Do not use photos of another property.

Clearly identify sample flat or rendering images.

State net and gross square meter information accurately.

Do not exaggerate room count.

Use correct location and map information.

Disclose title deed, zoning and usage limitations.

Update price information promptly.

Avoid artificial or fake prices.

Avoid false “urgent sale” or “last opportunity” claims.

Do not advertise unavailable properties.

Avoid duplicate listings with inconsistent prices.

Disclose whether a property is occupied, rented or under construction where material.

Clearly label sponsored listings.

Do not publish social media property posts outside EİDS-compliant processes.

Share verified listing links instead of separate unauthorized social media listings.

Avoid misleading investment return claims.

Preserve owner instructions, listing records, screenshots and authorization documents.

Best Practices for Real Estate Platforms

Online listing platforms should adopt a compliance-by-design approach. They should integrate with EİDS, prevent unverified listings, provide verified listing badges, allow complaint reporting, monitor duplicate listings and preserve listing history.

Platforms should also develop automated controls for suspicious behavior, such as unrealistic prices, repeated duplicate listings, copied photos, map inconsistencies and mass posting by unauthorized accounts. Human review should be available for high-risk listings.

Sponsored listing formats should be transparent. Consumers should understand when a property is promoted because of payment rather than relevance.

Best Practices for Real Estate Agents

Real estate agents should treat advertising compliance as part of professional service quality.
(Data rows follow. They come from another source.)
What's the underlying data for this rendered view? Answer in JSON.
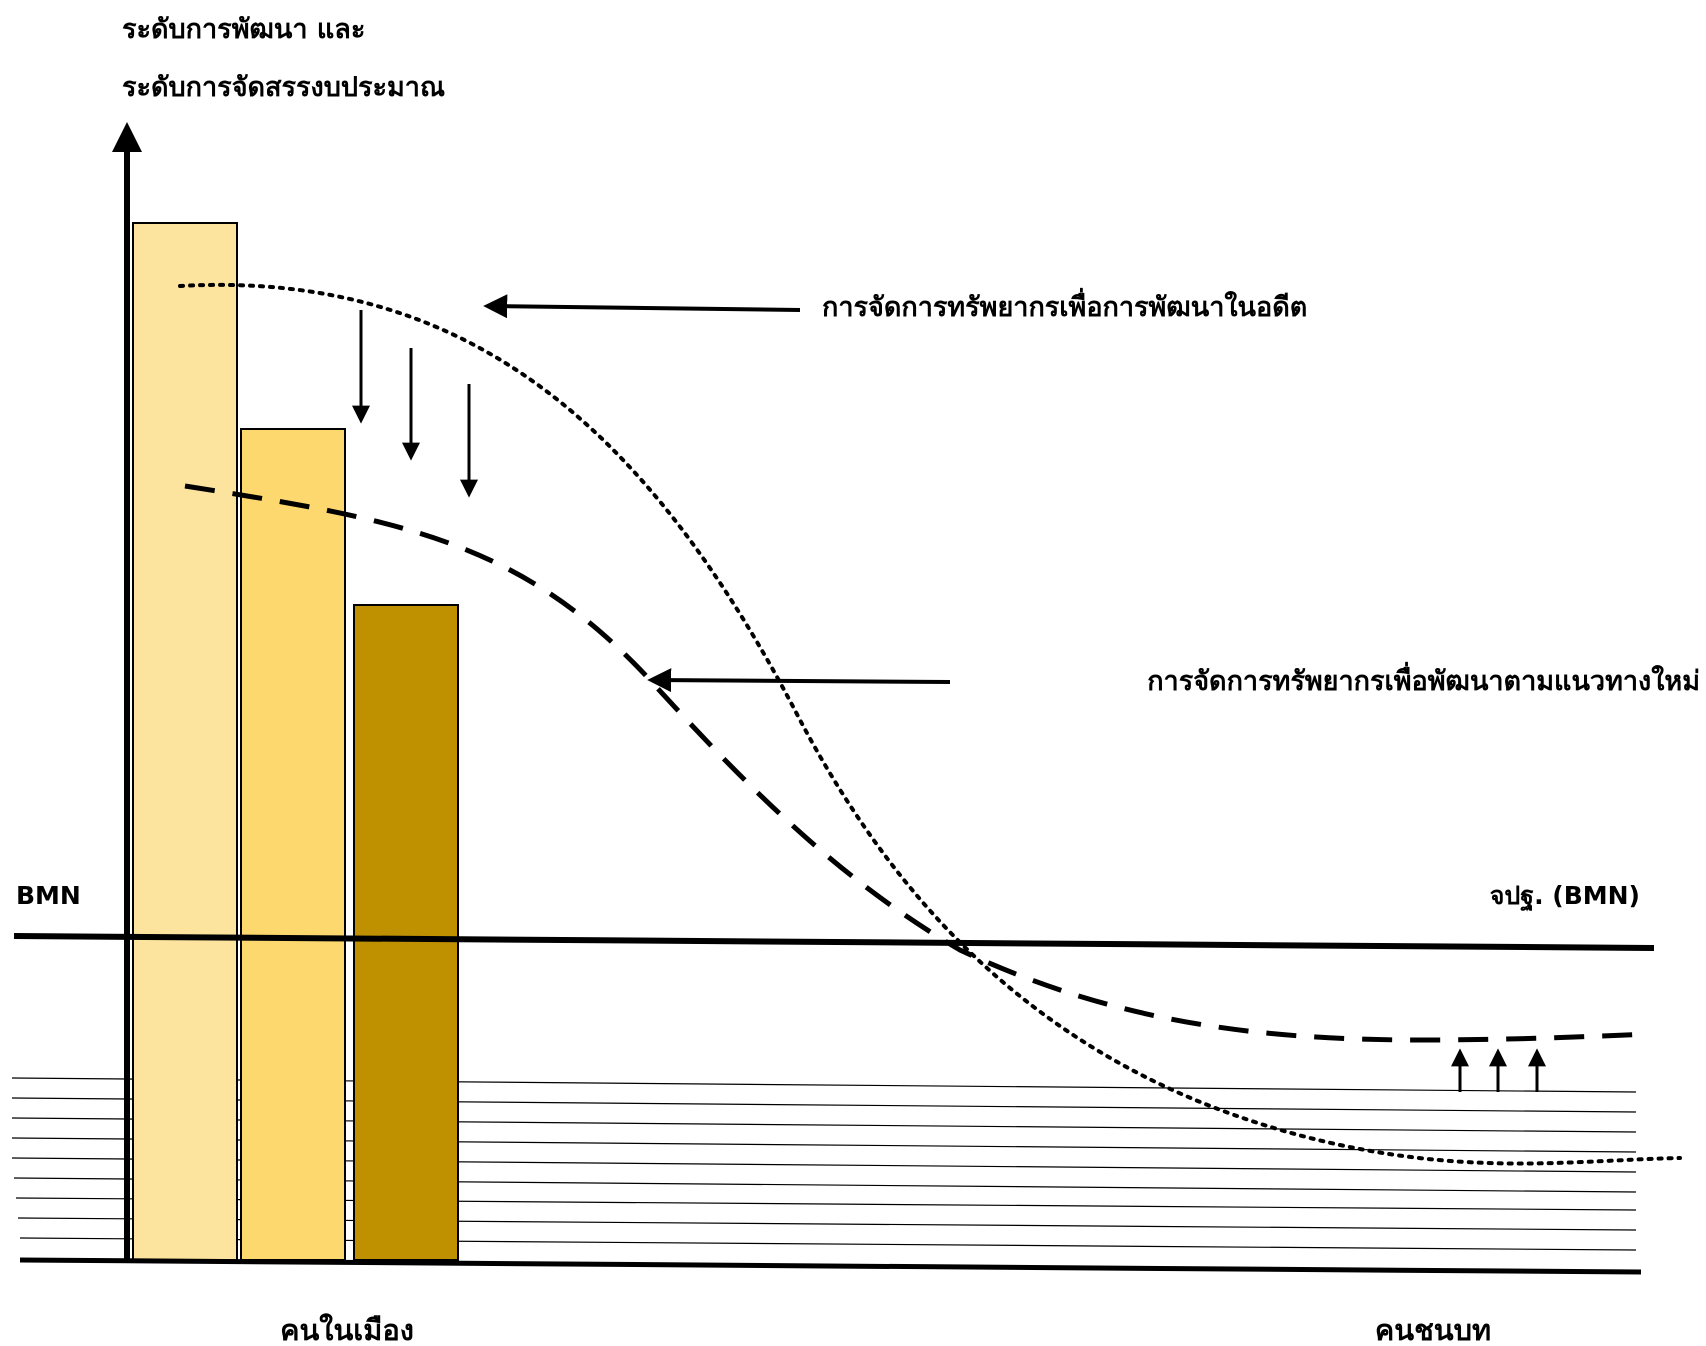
{
  "y_axis_title": [
    "ระดับการพัฒนา และ",
    "ระดับการจัดสรรงบประมาณ"
  ],
  "bmn_left": "BMN",
  "bmn_right": "จปฐ. (BMN)",
  "annotation_past": "การจัดการทรัพยากรเพื่อการพัฒนาในอดีต",
  "annotation_new": "การจัดการทรัพยากรเพื่อพัฒนาตามแนวทางใหม่",
  "x_label_urban": "คนในเมือง",
  "x_label_rural": "คนชนบท",
  "colors": {
    "bar_light": "#FCE39E",
    "bar_mid": "#FCD86E",
    "bar_dark": "#BF9000",
    "line": "#000000"
  }
}
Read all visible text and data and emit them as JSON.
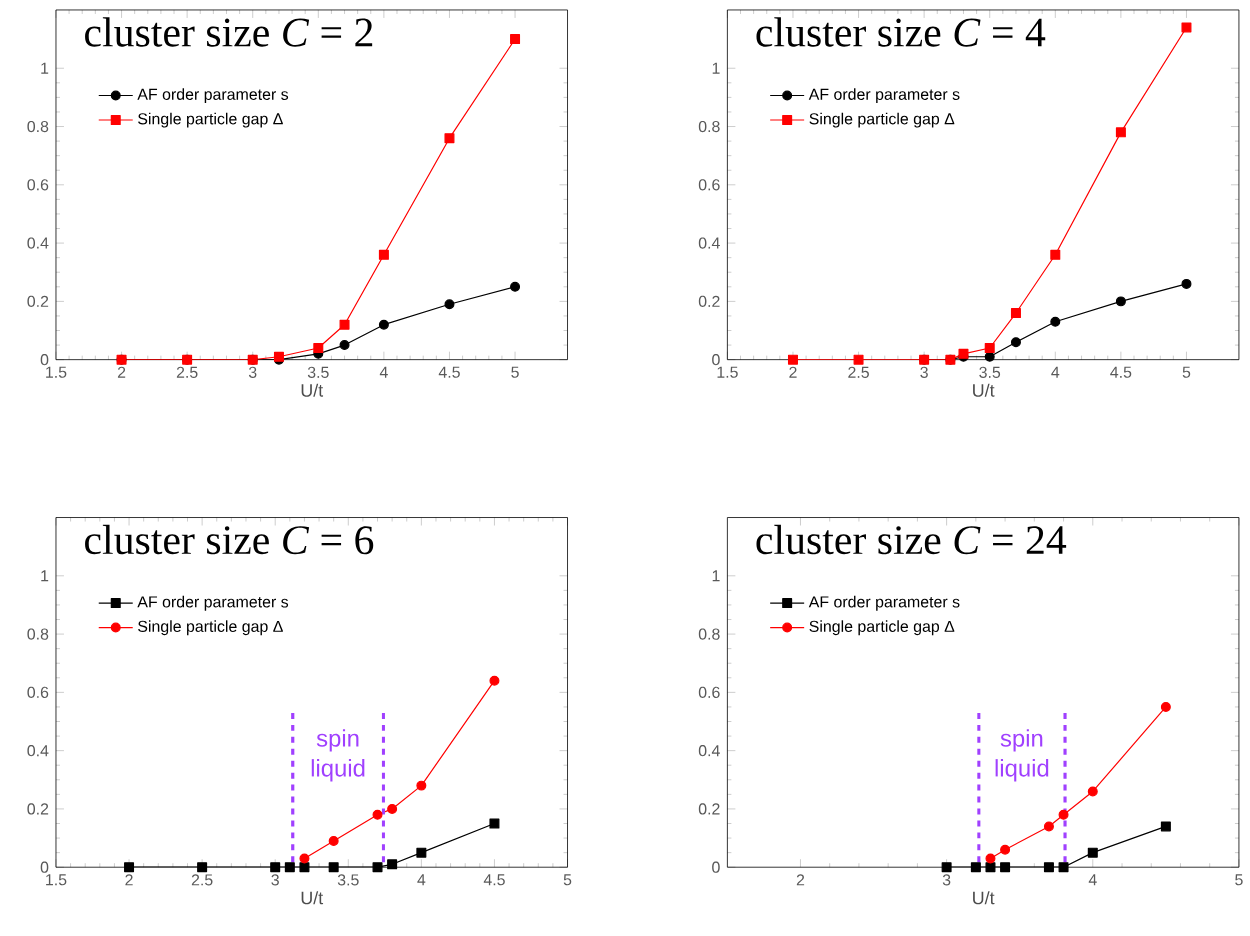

Before publishing a listing, the agent should verify ownership, obtain authorization, confirm price, inspect the property, take accurate photos and record key features.
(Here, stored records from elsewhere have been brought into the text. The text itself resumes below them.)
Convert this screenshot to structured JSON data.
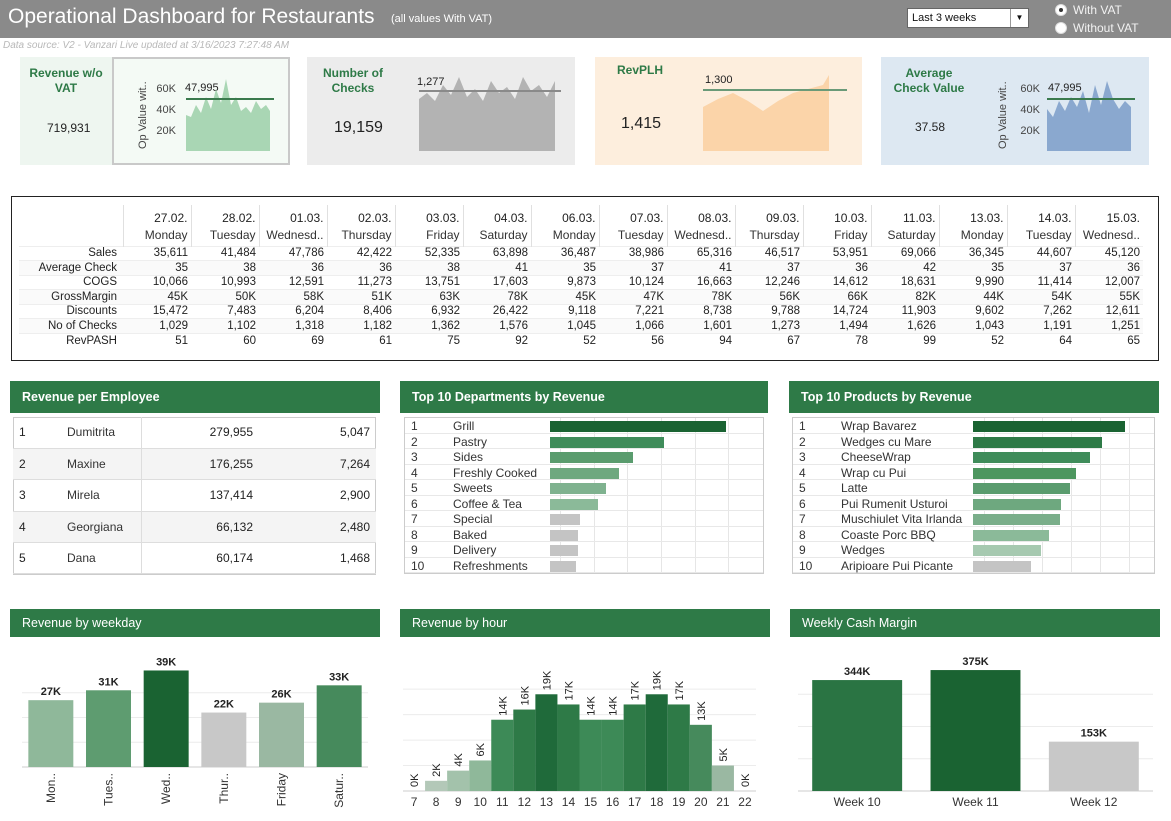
{
  "header": {
    "title": "Operational Dashboard for Restaurants",
    "subtitle": "(all values With VAT)",
    "period_select": "Last 3 weeks",
    "vat_options": [
      {
        "label": "With VAT",
        "selected": true
      },
      {
        "label": "Without VAT",
        "selected": false
      }
    ],
    "data_source": "Data source: V2 - Vanzari Live updated at 3/16/2023 7:27:48 AM"
  },
  "kpis": {
    "revenue": {
      "label": "Revenue w/o VAT",
      "value": "719,931",
      "axis_label": "Op Value wit..",
      "ticks": [
        "60K",
        "40K",
        "20K"
      ],
      "ref_label": "47,995",
      "color": "#a9d6b4"
    },
    "checks": {
      "label": "Number of Checks",
      "value": "19,159",
      "ref_label": "1,277",
      "color": "#b3b3b3"
    },
    "revplh": {
      "label": "RevPLH",
      "value": "1,415",
      "ref_label": "1,300",
      "color": "#fbd4a9"
    },
    "avg_check": {
      "label": "Average Check Value",
      "value": "37.58",
      "axis_label": "Op Value wit..",
      "ticks": [
        "60K",
        "40K",
        "20K"
      ],
      "ref_label": "47,995",
      "color": "#8aa8cf"
    }
  },
  "daily_table": {
    "dates": [
      "27.02.",
      "28.02.",
      "01.03.",
      "02.03.",
      "03.03.",
      "04.03.",
      "06.03.",
      "07.03.",
      "08.03.",
      "09.03.",
      "10.03.",
      "11.03.",
      "13.03.",
      "14.03.",
      "15.03."
    ],
    "days": [
      "Monday",
      "Tuesday",
      "Wednesd..",
      "Thursday",
      "Friday",
      "Saturday",
      "Monday",
      "Tuesday",
      "Wednesd..",
      "Thursday",
      "Friday",
      "Saturday",
      "Monday",
      "Tuesday",
      "Wednesd.."
    ],
    "rows": [
      {
        "label": "Sales",
        "values": [
          "35,611",
          "41,484",
          "47,786",
          "42,422",
          "52,335",
          "63,898",
          "36,487",
          "38,986",
          "65,316",
          "46,517",
          "53,951",
          "69,066",
          "36,345",
          "44,607",
          "45,120"
        ]
      },
      {
        "label": "Average Check",
        "values": [
          "35",
          "38",
          "36",
          "36",
          "38",
          "41",
          "35",
          "37",
          "41",
          "37",
          "36",
          "42",
          "35",
          "37",
          "36"
        ]
      },
      {
        "label": "COGS",
        "values": [
          "10,066",
          "10,993",
          "12,591",
          "11,273",
          "13,751",
          "17,603",
          "9,873",
          "10,124",
          "16,663",
          "12,246",
          "14,612",
          "18,631",
          "9,990",
          "11,414",
          "12,007"
        ]
      },
      {
        "label": "GrossMargin",
        "values": [
          "45K",
          "50K",
          "58K",
          "51K",
          "63K",
          "78K",
          "45K",
          "47K",
          "78K",
          "56K",
          "66K",
          "82K",
          "44K",
          "54K",
          "55K"
        ]
      },
      {
        "label": "Discounts",
        "values": [
          "15,472",
          "7,483",
          "6,204",
          "8,406",
          "6,932",
          "26,422",
          "9,118",
          "7,221",
          "8,738",
          "9,788",
          "14,724",
          "11,903",
          "9,602",
          "7,262",
          "12,611"
        ]
      },
      {
        "label": "No of Checks",
        "values": [
          "1,029",
          "1,102",
          "1,318",
          "1,182",
          "1,362",
          "1,576",
          "1,045",
          "1,066",
          "1,601",
          "1,273",
          "1,494",
          "1,626",
          "1,043",
          "1,191",
          "1,251"
        ]
      },
      {
        "label": "RevPASH",
        "values": [
          "51",
          "60",
          "69",
          "61",
          "75",
          "92",
          "52",
          "56",
          "94",
          "67",
          "78",
          "99",
          "52",
          "64",
          "65"
        ]
      }
    ]
  },
  "revenue_per_employee": {
    "title": "Revenue per Employee",
    "rows": [
      {
        "rank": "1",
        "name": "Dumitrita",
        "revenue": "279,955",
        "count": "5,047"
      },
      {
        "rank": "2",
        "name": "Maxine",
        "revenue": "176,255",
        "count": "7,264"
      },
      {
        "rank": "3",
        "name": "Mirela",
        "revenue": "137,414",
        "count": "2,900"
      },
      {
        "rank": "4",
        "name": "Georgiana",
        "revenue": "66,132",
        "count": "2,480"
      },
      {
        "rank": "5",
        "name": "Dana",
        "revenue": "60,174",
        "count": "1,468"
      }
    ]
  },
  "top_departments": {
    "title": "Top 10 Departments by Revenue",
    "items": [
      {
        "rank": "1",
        "name": "Grill",
        "value": 100,
        "color": "#1a6332"
      },
      {
        "rank": "2",
        "name": "Pastry",
        "value": 65,
        "color": "#3f8c5a"
      },
      {
        "rank": "3",
        "name": "Sides",
        "value": 47,
        "color": "#5a9c6e"
      },
      {
        "rank": "4",
        "name": "Freshly Cooked",
        "value": 39,
        "color": "#6ea87f"
      },
      {
        "rank": "5",
        "name": "Sweets",
        "value": 32,
        "color": "#7fb28f"
      },
      {
        "rank": "6",
        "name": "Coffee & Tea",
        "value": 27,
        "color": "#8bba99"
      },
      {
        "rank": "7",
        "name": "Special",
        "value": 17,
        "color": "#c4c4c4"
      },
      {
        "rank": "8",
        "name": "Baked",
        "value": 16,
        "color": "#c4c4c4"
      },
      {
        "rank": "9",
        "name": "Delivery",
        "value": 16,
        "color": "#c4c4c4"
      },
      {
        "rank": "10",
        "name": "Refreshments",
        "value": 15,
        "color": "#c4c4c4"
      }
    ]
  },
  "top_products": {
    "title": "Top 10 Products by Revenue",
    "items": [
      {
        "rank": "1",
        "name": "Wrap Bavarez",
        "value": 100,
        "color": "#1a6332"
      },
      {
        "rank": "2",
        "name": "Wedges cu Mare",
        "value": 85,
        "color": "#2e7a47"
      },
      {
        "rank": "3",
        "name": "CheeseWrap",
        "value": 77,
        "color": "#3f8c5a"
      },
      {
        "rank": "4",
        "name": "Wrap cu Pui",
        "value": 68,
        "color": "#4d965f"
      },
      {
        "rank": "5",
        "name": "Latte",
        "value": 64,
        "color": "#5a9c6e"
      },
      {
        "rank": "6",
        "name": "Pui Rumenit Usturoi",
        "value": 58,
        "color": "#6ea87f"
      },
      {
        "rank": "7",
        "name": "Muschiulet Vita Irlanda",
        "value": 57,
        "color": "#7aae8a"
      },
      {
        "rank": "8",
        "name": "Coaste Porc BBQ",
        "value": 50,
        "color": "#8bba99"
      },
      {
        "rank": "9",
        "name": "Wedges",
        "value": 45,
        "color": "#a6c9b0"
      },
      {
        "rank": "10",
        "name": "Aripioare Pui Picante",
        "value": 38,
        "color": "#c4c4c4"
      }
    ]
  },
  "chart_data": [
    {
      "id": "weekday",
      "type": "bar",
      "title": "Revenue by weekday",
      "categories": [
        "Mon..",
        "Tues..",
        "Wed..",
        "Thur..",
        "Friday",
        "Satur.."
      ],
      "values": [
        27,
        31,
        39,
        22,
        26,
        33
      ],
      "value_labels": [
        "27K",
        "31K",
        "39K",
        "22K",
        "26K",
        "33K"
      ],
      "colors": [
        "#8fb89a",
        "#5e9c70",
        "#1a6332",
        "#c8c8c8",
        "#9ab8a2",
        "#468a5c"
      ],
      "ylim": [
        0,
        40
      ]
    },
    {
      "id": "hour",
      "type": "bar",
      "title": "Revenue by hour",
      "categories": [
        "7",
        "8",
        "9",
        "10",
        "11",
        "12",
        "13",
        "14",
        "15",
        "16",
        "17",
        "18",
        "19",
        "20",
        "21",
        "22"
      ],
      "values": [
        0,
        2,
        4,
        6,
        14,
        16,
        19,
        17,
        14,
        14,
        17,
        19,
        17,
        13,
        5,
        0
      ],
      "value_labels": [
        "0K",
        "2K",
        "4K",
        "6K",
        "14K",
        "16K",
        "19K",
        "17K",
        "14K",
        "14K",
        "17K",
        "19K",
        "17K",
        "13K",
        "5K",
        "0K"
      ],
      "colors": [
        "#c8c8c8",
        "#b3c8b8",
        "#a3c2ab",
        "#8fb89a",
        "#3d8a57",
        "#2e7a47",
        "#1f6a3a",
        "#2e7a47",
        "#3d8a57",
        "#3d8a57",
        "#2e7a47",
        "#1f6a3a",
        "#2e7a47",
        "#468a5c",
        "#9ab8a2",
        "#c8c8c8"
      ],
      "ylim": [
        0,
        22
      ]
    },
    {
      "id": "weekly",
      "type": "bar",
      "title": "Weekly Cash Margin",
      "categories": [
        "Week 10",
        "Week 11",
        "Week 12"
      ],
      "values": [
        344,
        375,
        153
      ],
      "value_labels": [
        "344K",
        "375K",
        "153K"
      ],
      "colors": [
        "#2a7443",
        "#1a6332",
        "#c8c8c8"
      ],
      "ylim": [
        0,
        400
      ]
    }
  ]
}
Agents should not copy other agents’ listings or use old photos. They should avoid exaggerating location, view, size or investment value. They should update listings quickly when a property is sold, rented, withdrawn or repriced.

On social media, agents should be especially careful. A stylish Instagram post can still be a regulated real estate advertisement. The safest approach is to post EİDS-verified listing links and avoid independent property advertisement posts that bypass verification.

Conclusion

Real estate advertising rules in Turkey are becoming stricter and more digital-focused. Property advertisements must be accurate, authorized, transparent and not misleading. The introduction of EİDS is one of the most important developments in this field because it directly addresses fake listings, unauthorized brokerage, listing pollution, speculative price increases and consumer victimization.

The Ministry of Trade states that EİDS was created to increase the accuracy and reliability of electronic property listings, and that only the property owner, the owner’s spouse or first/second-degree relatives, or an authorized real estate business may publish listings. As of 1 January 2025, property listings cannot be published without authorization verification on integrated platforms.

The rules now extend beyond traditional listing websites. The Ministry has made clear that EİDS requirements cover electronic environments including Instagram, Facebook and WhatsApp, and that non-compliant social media property advertisements may lead to sanctions.

For real estate agents, platforms and property owners, the safest principle is simple: advertise only properties that are real, available, accurately described and lawfully authorized. Do not use fake prices, misleading photos, incorrect locations, exaggerated square meter information, false investment promises or unauthorized social media listings. Do not treat EİDS as a formality; it is now central to lawful real estate advertising in Turkey.

The enforcement risk is significant. In 2026, misleading advertisements and unfair commercial practices may lead to administrative fines reaching 39,916,524 TL, while EİDS-related violations may also trigger separate administrative sanctions.

A compliant real estate advertising strategy protects consumers, reduces legal risk and strengthens market trust. In Turkey’s real estate market, credibility depends not only on sales performance, but also on accurate listings, lawful authorization and transparent communication.